Her finger rose to click, but I placed my hand on hers. “Leave it,” I said.
She did, and her look went curious my way. “Why?”
Sliding the remote from her hand, I placed it on the table. I didn’t want to do this now, not today, not on Christmas, but my mom was right. What if she found out on her own? I couldn’t risk that.
Letting out a breath, I turned my head to the screen. “Do you know the details?”
She nodded, but still eyed me curiously. “Yeah. That’s why I said I’m sick of hearing about it. The whole thing disgusts me what happened. I knew the g
uys involved. Not terribly well, but they were related to Javi. The whole thing was tragic.”
She said it disgusts her, which means inadvertently I disgust her, as I was involved.
Braving myself, I grabbed her hand, smoothing it between mine. I still couldn’t form the words, though. So weak, I couldn’t do it.
“Adam?” she asked, squeezing my hand. The continued worry in her large brown eyes killed me. “Adam, what’s wrong? You’ve been acting so weird today. You’re scaring me.”
My stomach clenched as if in a vise. I kissed her hand. “I don’t mean to do that, baby. I don’t…”
I shook my head, and she touched my cheek, making me stop. Pushing her hand behind my neck, she made me lean in toward her. “What is going on?”
I closed my eyes briefly giving myself a moment, but then, that moment was over. I couldn’t escape it forever. I had to come clean. “I didn’t think to tell you,” I started. “You know I never bring my work home with me. I just didn’t think.”
“What?” The word came out as a whimper, and I knew that she knew something. That this was bad. Something I was about to say was very bad.
I squeezed her hand, making myself look at her, right in the eyes. I couldn’t cower my way out of this. I couldn’t. Not anymore. “My partner and I were the cops involved in the Lopez case, which means we were there the day that convenience store was robbed.”
“You and Don?” she asked, her voice slipping from her lips.
I nodded. “We were there when—”
“Did you shoot Carlos?”
The words were sharp, slicing through my heart. “No. But I was there.”
“So it was Don?” she asked. “Don killed Carlos? Don killed Javi’s little brother. His sixteen-year-old brother.”

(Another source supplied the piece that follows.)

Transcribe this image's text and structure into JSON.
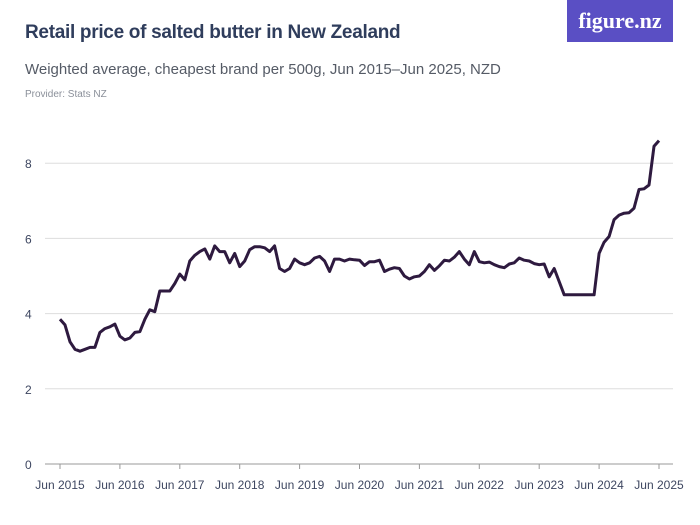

Every word blazed worse than before with their meaning. I smoothed my thumb along the back of her hand. “He did, Aubrey, and I’m so sorry. Like I said, I just didn’t think to tell you. Neither one of us talk about our work. If I’d known Carlos’ connection to you, Rissa, and Javi I would have said something. I knew Carlos had a brother. I just didn’t know it was Javi. Not until I saw Javi’s program today and read about his family. Josephine, Carlos, and Carlos’ daughter, Emelia. I didn’t even know Javi’s last name until I saw the program. We never talked about that.”